Network will provide links on its website to advertise Customer's land-based
casinos, but not to Internet sites which offer online gambling. Network will
make special advertising rates available if Customer wishes to place ads on any
of its co-branded sites.
VIDEO STREAMING, HOSTING AND INTERNET CONTENT LICENSE
These services include the online licensing of Network's video library (except
for videos or other programming developed by Network for its other customers),
hosting streaming media, storage, transmission of content and monthly viewership
reports.
Full motion video and resort information on Network's website
xxx.XxxxxxxXxxxxxx.xxx.
Included in the monthly package, Network shall provide Customer with 30,000
megabytes of transferred content.
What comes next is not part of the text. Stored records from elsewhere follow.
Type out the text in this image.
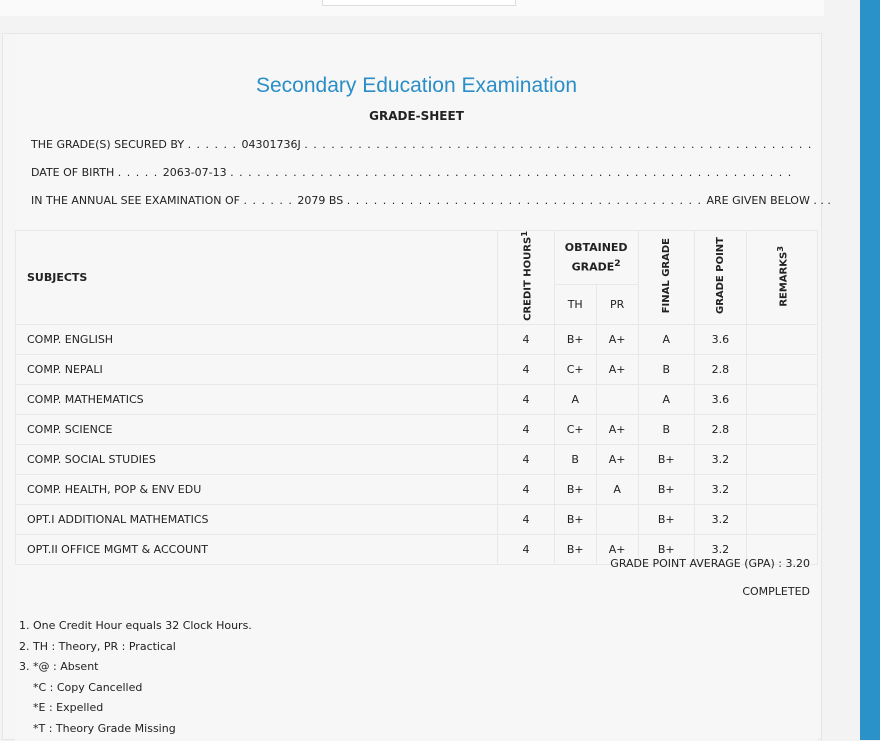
Secondary Education Examination
GRADE-SHEET
THE GRADE(S) SECURED BY . . . . . . 04301736J . . . . . . . . . . . . . . . . . . . . . . . . . . . . . . . . . . . . . . . . . . . . . . . . . . . . . . . . .
DATE OF BIRTH . . . . . 2063-07-13 . . . . . . . . . . . . . . . . . . . . . . . . . . . . . . . . . . . . . . . . . . . . . . . . . . . . . . . . . . . . . . .
IN THE ANNUAL SEE EXAMINATION OF . . . . . . 2079 BS . . . . . . . . . . . . . . . . . . . . . . . . . . . . . . . . . . . . . . . . ARE GIVEN BELOW . . .
SUBJECTS	CREDIT HOURS$^1$	OBTAINED GRADE$^2$		FINAL GRADE	GRADE POINT	REMARKS$^3$
		TH	PR			
COMP. ENGLISH	4	B+	A+	A	3.6	
COMP. NEPALI	4	C+	A+	B	2.8	
COMP. MATHEMATICS	4	A		A	3.6	
COMP. SCIENCE	4	C+	A+	B	2.8	
COMP. SOCIAL STUDIES	4	B	A+	B+	3.2	
COMP. HEALTH, POP & ENV EDU	4	B+	A	B+	3.2	
OPT.I ADDITIONAL MATHEMATICS	4	B+		B+	3.2	
OPT.II OFFICE MGMT & ACCOUNT	4	B+	A+	B+	3.2	
GRADE POINT AVERAGE (GPA) : 3.20
COMPLETED
1. One Credit Hour equals 32 Clock Hours.
2. TH : Theory, PR : Practical
3. *@ : Absent
*C : Copy Cancelled
*E : Expelled
*T : Theory Grade Missing
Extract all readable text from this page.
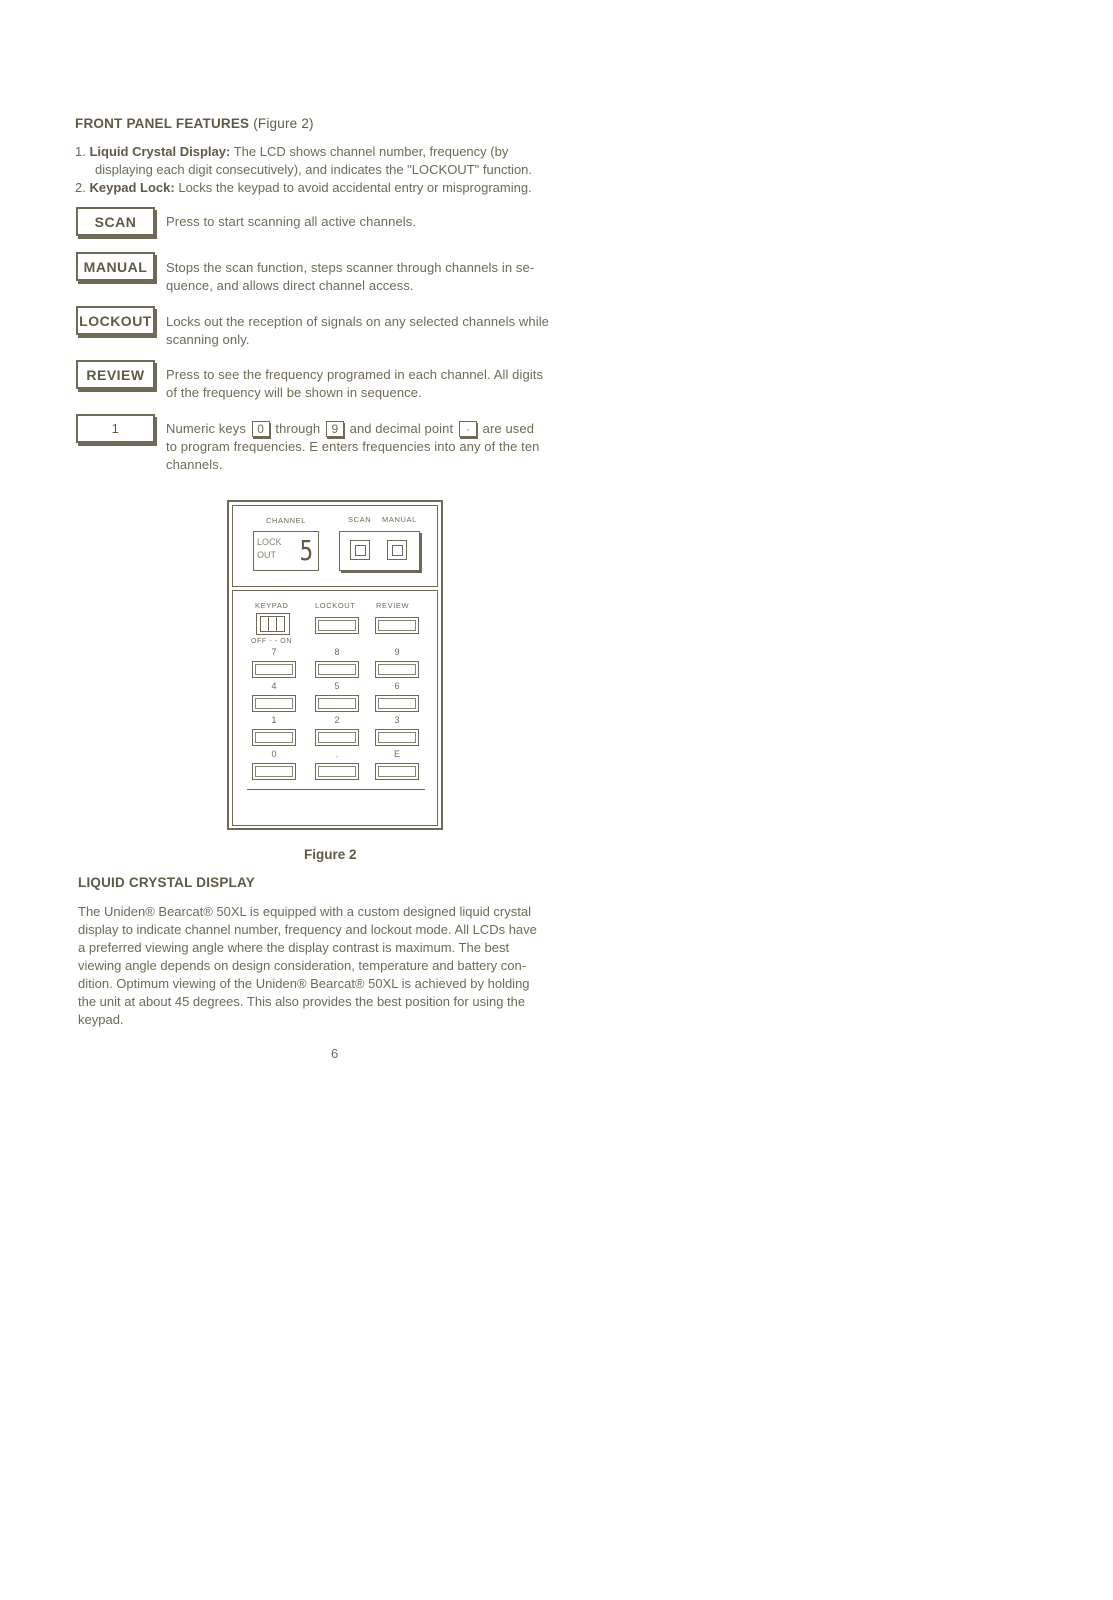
FRONT PANEL FEATURES (Figure 2)
1. Liquid Crystal Display: The LCD shows channel number, frequency (by
displaying each digit consecutively), and indicates the "LOCKOUT" function.
2. Keypad Lock: Locks the keypad to avoid accidental entry or misprograming.
SCAN Press to start scanning all active channels.
MANUAL Stops the scan function, steps scanner through channels in se-
quence, and allows direct channel access.
LOCKOUT Locks out the reception of signals on any selected channels while
scanning only.
REVIEW Press to see the frequency programed in each channel. All digits
of the frequency will be shown in sequence.
1	Numeric keys 0 through 9 and decimal point · are used
to program frequencies. E enters frequencies into any of the ten
channels.
CHANNEL	SCAN MANUAL
LOCK
OUT 5
KEYPAD	LOCKOUT	REVIEW
OFF - - ON
7	8	9
4	5	6
1	2	3
0	.	E
Figure 2
LIQUID CRYSTAL DISPLAY
The Uniden® Bearcat® 50XL is equipped with a custom designed liquid crystal
display to indicate channel number, frequency and lockout mode. All LCDs have
a preferred viewing angle where the display contrast is maximum. The best
viewing angle depends on design consideration, temperature and battery con-
dition. Optimum viewing of the Uniden® Bearcat® 50XL is achieved by holding
the unit at about 45 degrees. This also provides the best position for using the
keypad.
6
If transferred content exceeds 30,000
megabytes, Customer agrees to pay Network an additional three cents ($0.03) per
megabyte of streaming media hosted and transferred to Customer's Websites, which
shall be paid monthly. Customer's bandwidth will vary depending on each
individual user's modem speed.
Customer agrees to pay Network for storage of content above 1GB in the amount of
$250 per GB per month (or fraction thereof).